ABC TV which airs the satirical The Chaser's War on Everything, and the 
program's producers, said in a statement last night that the Chaser team 
had no intention of entering the APEC restricted zone.

They had no knowledge that they had entered a restricted zone, the 
statement said.

"The motorcade proceeded down Macquarie Street with the permission of 
police.

"When the Chaser reached the perimeter of what they thought was the APEC 
restricted zone, they voluntarily turned around.
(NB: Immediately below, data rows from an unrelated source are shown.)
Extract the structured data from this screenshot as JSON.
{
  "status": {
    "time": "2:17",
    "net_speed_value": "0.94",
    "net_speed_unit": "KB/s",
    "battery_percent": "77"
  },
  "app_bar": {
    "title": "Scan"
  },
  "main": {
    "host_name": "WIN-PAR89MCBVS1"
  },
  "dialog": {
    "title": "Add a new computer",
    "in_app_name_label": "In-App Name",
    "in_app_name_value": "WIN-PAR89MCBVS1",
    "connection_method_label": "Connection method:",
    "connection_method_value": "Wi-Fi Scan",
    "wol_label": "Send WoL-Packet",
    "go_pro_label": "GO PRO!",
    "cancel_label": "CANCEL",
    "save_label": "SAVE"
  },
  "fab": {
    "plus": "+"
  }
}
"The police only detained the Chaser motorcade when it was turning 
around and after Chas Licciardello emerged from a car dressed as Osama 
bin Laden."


Chasers surprised

A source inside the show has told The Daily Telegraph the team never 
expected to get so far. The skit had been approved by ABC lawyers but 
was written in the assumption they would be stopped at the first 
checkpoint.

Instead they were waved through the first on Macquarie St, then a 
second, which had sniffer dogs, and eventually stopped themselves at 
Bridge St.

"As they did Chas got out of a car dressed as Osama bin Laden and said 
something like 'I'm an important world leader why don't I have a seat at 
the APEC table?'. Apparently that was the first time the police realised 
it was not authentic and they swooped in and arrested everybody," the 
source said.

The ABC statement said the Chaser team members were wearing mock 
"insecurity" passes, which expressly stated they were a joke.
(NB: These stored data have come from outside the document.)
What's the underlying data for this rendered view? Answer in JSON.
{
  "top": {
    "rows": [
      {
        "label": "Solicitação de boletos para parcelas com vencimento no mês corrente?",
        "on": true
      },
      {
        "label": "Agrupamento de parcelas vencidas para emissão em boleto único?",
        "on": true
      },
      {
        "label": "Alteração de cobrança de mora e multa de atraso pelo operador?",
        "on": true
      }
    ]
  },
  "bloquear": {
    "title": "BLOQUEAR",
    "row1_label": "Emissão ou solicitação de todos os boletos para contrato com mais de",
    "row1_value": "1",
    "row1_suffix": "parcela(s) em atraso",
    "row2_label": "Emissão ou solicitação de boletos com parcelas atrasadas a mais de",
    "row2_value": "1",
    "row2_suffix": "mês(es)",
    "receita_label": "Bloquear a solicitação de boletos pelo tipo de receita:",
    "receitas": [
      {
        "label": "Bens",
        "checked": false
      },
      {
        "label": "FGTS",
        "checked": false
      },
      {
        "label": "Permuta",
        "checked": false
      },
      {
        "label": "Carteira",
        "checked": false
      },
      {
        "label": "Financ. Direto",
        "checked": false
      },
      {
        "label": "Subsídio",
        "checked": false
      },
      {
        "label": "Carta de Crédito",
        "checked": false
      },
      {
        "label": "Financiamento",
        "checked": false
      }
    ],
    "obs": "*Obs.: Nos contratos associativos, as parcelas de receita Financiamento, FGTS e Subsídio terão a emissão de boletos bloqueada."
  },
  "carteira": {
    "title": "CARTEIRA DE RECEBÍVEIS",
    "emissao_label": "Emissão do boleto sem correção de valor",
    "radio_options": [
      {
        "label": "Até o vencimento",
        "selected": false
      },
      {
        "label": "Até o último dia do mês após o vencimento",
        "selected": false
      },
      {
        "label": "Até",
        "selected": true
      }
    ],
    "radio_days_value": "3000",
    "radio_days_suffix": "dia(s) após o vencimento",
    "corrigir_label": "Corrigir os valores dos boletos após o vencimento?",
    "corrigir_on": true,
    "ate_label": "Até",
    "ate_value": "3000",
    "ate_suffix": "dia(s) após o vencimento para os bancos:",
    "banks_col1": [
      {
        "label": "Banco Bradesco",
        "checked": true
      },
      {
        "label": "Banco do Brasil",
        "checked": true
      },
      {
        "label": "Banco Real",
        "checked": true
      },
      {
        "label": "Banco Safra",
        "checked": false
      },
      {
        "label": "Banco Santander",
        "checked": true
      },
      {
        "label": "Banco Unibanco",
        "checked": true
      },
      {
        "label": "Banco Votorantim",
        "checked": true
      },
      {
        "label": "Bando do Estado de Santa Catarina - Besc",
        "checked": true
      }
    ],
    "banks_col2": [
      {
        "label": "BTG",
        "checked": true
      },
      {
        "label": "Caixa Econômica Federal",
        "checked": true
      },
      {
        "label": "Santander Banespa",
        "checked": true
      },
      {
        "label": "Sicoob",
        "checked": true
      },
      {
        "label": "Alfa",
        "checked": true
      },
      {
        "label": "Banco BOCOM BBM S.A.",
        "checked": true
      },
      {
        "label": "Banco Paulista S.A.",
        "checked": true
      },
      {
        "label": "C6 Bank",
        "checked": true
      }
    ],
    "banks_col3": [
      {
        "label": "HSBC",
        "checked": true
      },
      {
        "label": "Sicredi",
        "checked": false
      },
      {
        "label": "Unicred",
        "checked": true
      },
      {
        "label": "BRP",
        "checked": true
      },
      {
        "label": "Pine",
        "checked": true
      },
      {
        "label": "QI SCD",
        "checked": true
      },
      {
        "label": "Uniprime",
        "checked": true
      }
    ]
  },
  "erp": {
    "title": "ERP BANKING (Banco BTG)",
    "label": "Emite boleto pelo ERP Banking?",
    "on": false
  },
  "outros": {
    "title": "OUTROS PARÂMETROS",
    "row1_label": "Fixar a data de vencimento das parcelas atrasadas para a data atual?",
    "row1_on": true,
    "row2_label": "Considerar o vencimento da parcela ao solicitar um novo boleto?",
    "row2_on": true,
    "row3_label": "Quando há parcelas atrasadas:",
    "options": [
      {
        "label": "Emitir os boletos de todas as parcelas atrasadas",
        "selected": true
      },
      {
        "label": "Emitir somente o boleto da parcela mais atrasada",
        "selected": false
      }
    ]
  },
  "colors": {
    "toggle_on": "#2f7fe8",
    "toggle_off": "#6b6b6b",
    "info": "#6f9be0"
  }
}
But the head of the APEC investigation squad, NSW Police Force Detective 
Superintendent Ken McKay was not amused.

He issued his own statement last night, but he did not mention police 
had given permission to the comedians.

"While it appears it was a prank, the current APEC security environment 
isn't the place to do it," he said.

"Who they are is irrelevant - they were charged like anyone else who 
breaks the law."

The stunt exposed an embarrassing and potentially dangerous flaw in the 
$250 million security measures put in place to protect 21 world leaders, 
many of whom will converge on Sydney today for the start of the APEC 
summit.

Officers involved in the APEC security operation revealed last night 
that police manning CBD roadblocks are frequently not told whether 
motorcades coming toward them are legitimate.
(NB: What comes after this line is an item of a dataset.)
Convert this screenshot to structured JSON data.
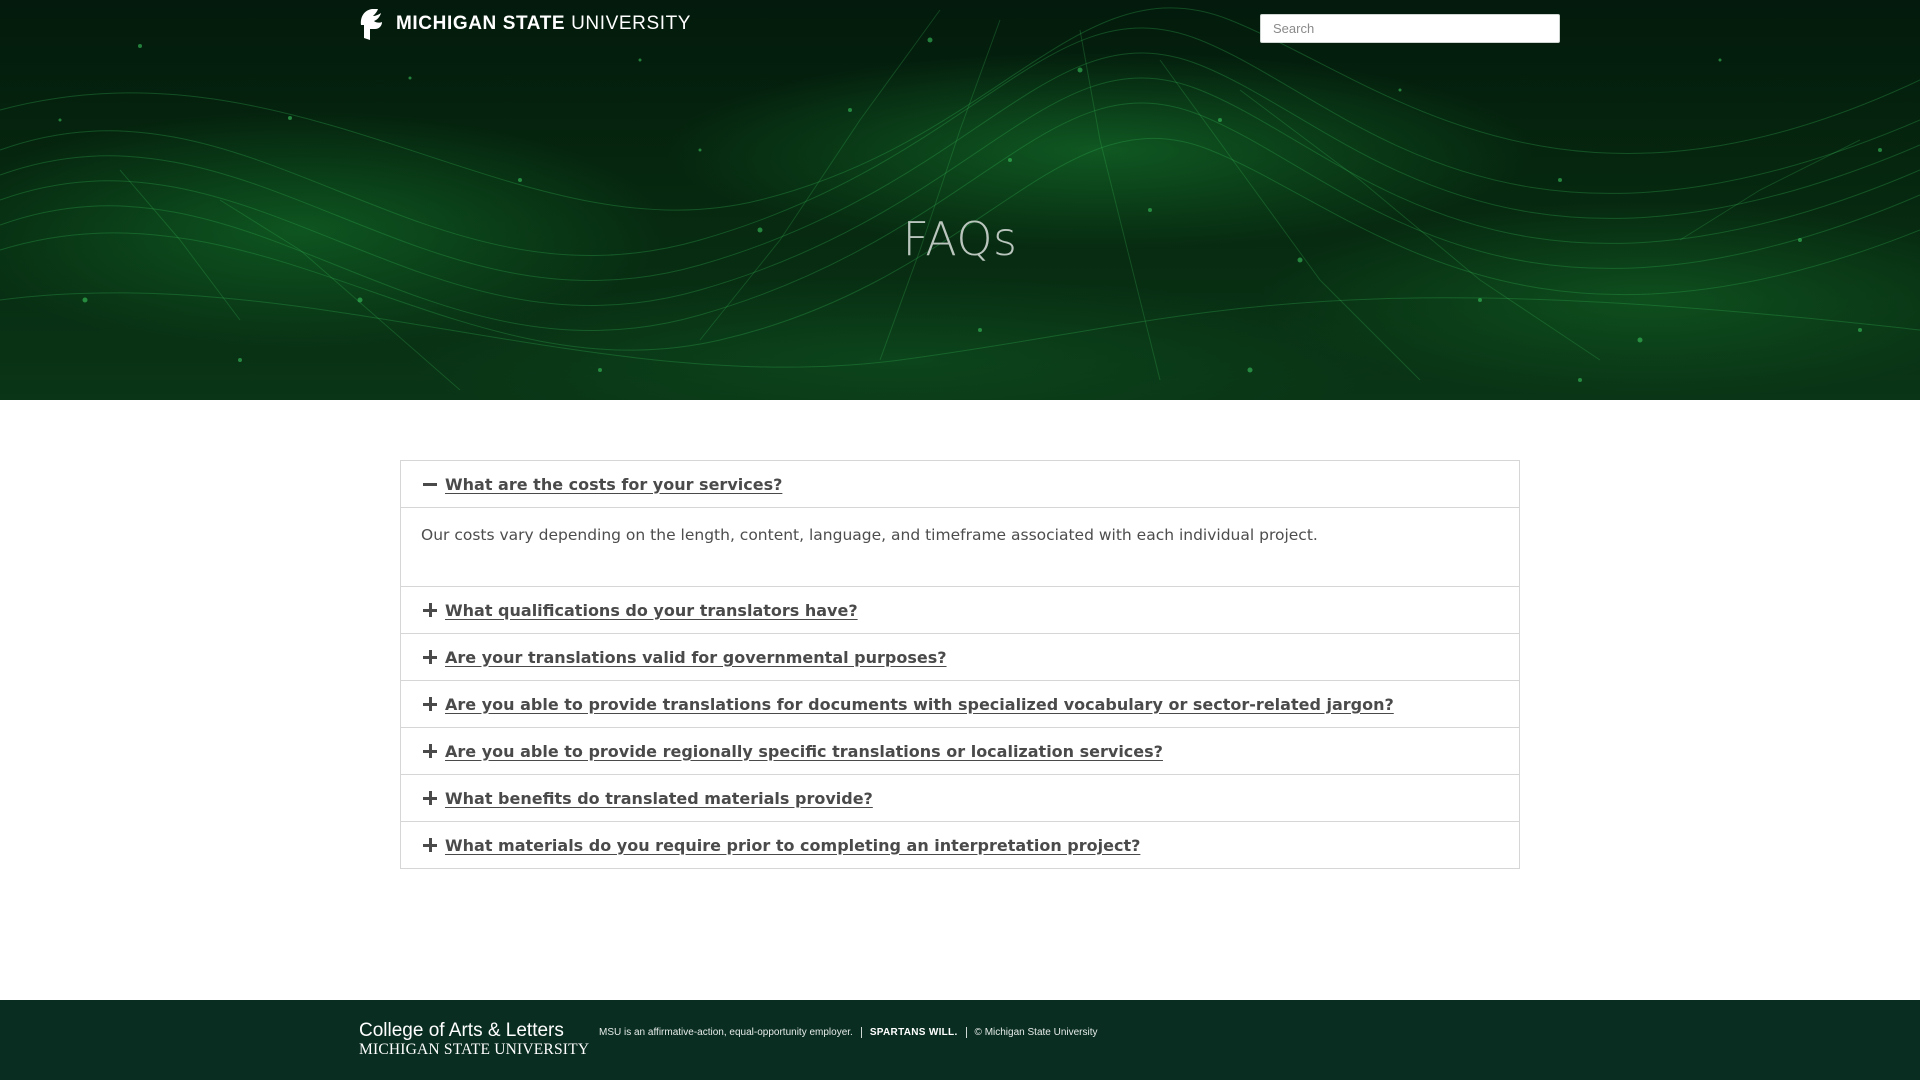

"We're amazed at the lack of communication that allowed this to happen 
but how are they to know whether a motorcade is legitimate when they're 
not supposed to stop them and nothing is broadcast over the (police) 
radio," an officer said.

A NSW Police spokesman last night denied a lack of communications led to 
the security blunder and said adequate communication systems were in 
place.


Eleven arrested

The convoy of three black cars, decked out to resemble an official 
Canadian motorcade, came within metres of the hotel where US President 
George W Bush is staying, before finally being pulled over by 
authorities.

Eleven people were arrested, including Licciardello, who sat in the back 
of one of the cars dressed as Osama bin Laden.

Also arrested was Julian Morrow, who posed as a security guard running 
alongside the motorcade.

All 11, ten men and one woman aged between 25 and 47, were charged with 
entering a restricted area without justification.

The charge comes under newly legislated APEC laws that restrict anyone 
from entering declared zones during APEC.

Authorities had warned there would be a presumption against bail for 
people arrested in the APEC security zone, but all were granted bail to 
appear in the Downing Centre Local Court on October 4.